Given your previous SQL statement, any numbers you have in cur_odds are not probabilities that are selected by each row, but instead are simply arbitrary weights (relative to the "weights" of all the other rows) that could be best interpreted instead as a relative tendency to float to the top of a sorted table. The actual value in each row does not make sense (for example, you could have 4 rows with values ββof 0.35, 0.5, 0.75 and 0.99, or you could have values ββof 35, 50, 75 and 99, and the results would be the same).

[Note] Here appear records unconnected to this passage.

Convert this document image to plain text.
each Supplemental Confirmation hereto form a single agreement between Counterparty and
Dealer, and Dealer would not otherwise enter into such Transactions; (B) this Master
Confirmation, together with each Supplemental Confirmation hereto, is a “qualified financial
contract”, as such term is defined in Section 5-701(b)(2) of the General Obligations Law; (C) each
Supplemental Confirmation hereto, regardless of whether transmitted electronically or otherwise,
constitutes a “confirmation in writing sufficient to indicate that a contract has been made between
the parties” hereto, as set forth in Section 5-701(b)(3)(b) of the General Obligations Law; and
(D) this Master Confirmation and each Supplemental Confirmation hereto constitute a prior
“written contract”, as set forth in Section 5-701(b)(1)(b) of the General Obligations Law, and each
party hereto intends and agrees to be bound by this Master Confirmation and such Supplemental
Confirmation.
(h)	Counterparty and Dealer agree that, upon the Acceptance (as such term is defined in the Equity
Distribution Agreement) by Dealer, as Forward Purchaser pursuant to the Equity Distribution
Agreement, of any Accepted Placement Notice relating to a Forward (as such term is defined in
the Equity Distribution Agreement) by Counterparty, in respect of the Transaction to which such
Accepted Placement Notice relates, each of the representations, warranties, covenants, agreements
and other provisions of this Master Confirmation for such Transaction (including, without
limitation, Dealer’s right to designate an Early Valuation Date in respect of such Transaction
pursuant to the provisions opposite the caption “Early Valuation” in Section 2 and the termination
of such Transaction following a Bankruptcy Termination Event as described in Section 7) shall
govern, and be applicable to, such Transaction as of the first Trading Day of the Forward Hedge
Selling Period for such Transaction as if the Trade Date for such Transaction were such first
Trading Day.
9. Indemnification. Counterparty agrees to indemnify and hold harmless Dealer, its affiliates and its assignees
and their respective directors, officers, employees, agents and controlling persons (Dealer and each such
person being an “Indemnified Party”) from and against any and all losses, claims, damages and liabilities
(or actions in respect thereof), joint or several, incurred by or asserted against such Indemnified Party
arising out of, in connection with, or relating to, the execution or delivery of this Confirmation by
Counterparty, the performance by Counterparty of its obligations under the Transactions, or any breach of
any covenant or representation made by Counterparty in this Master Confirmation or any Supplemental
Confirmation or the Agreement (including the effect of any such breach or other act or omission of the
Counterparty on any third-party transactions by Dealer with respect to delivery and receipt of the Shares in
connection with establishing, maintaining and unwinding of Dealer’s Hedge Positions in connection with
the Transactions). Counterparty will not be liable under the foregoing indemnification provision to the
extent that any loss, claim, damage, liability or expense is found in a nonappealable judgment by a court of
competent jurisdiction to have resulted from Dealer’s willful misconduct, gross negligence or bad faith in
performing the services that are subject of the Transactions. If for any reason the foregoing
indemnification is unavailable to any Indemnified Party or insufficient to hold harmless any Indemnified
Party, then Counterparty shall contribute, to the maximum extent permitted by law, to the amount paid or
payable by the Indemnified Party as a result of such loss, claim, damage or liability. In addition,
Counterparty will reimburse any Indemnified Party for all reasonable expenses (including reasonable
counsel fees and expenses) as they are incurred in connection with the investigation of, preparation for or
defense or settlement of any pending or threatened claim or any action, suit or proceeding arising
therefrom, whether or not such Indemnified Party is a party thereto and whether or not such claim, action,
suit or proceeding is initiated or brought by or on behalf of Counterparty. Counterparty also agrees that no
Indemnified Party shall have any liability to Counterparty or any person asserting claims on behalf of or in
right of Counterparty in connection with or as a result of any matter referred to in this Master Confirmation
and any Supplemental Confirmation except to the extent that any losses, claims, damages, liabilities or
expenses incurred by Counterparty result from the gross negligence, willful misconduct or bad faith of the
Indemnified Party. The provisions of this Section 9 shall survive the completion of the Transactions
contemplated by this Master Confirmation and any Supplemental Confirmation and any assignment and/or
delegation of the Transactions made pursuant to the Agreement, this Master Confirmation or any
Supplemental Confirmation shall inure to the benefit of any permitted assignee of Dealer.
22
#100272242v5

Update:. What happens to your request. You have one line with a cur_odds value of 0.35. To illustrate, I assume that the remaining 9 lines have the same value (0.072). Also to illustrate, suppose that RAND () returns a value between 0.0 and 1.0 (this may actually be).
Each time you run this SELECT statement, each row is assigned a sort value by multiplying the cur_odds value by the RAND () value from 0.0 to 1.0. This means that a line with 0.35 will have a sort value from 0.0 to 0.35.
Each other row (with a value of 0.072) will have sort values ββranging from 0.0 to 0.072. This means that the probability that your single row will have a sort value greater than 0.072 will be approximately 80%, which means that there is no chance that any other row will be sorted higher. This is why your line with a cur_odds value of 0.35 appears first more often than you expect.
I incorrectly described the value of cur_odds as relative weighting of changes. It actually functions as the maximum relative weight, which would then include some complex math to determine the actual relative probabilities.
I'm not sure what you need to do with direct T-SQL. I have implemented a weighting probability collector many times (I was even going to ask a question about the best methods for this this morning, ironically), but always in code.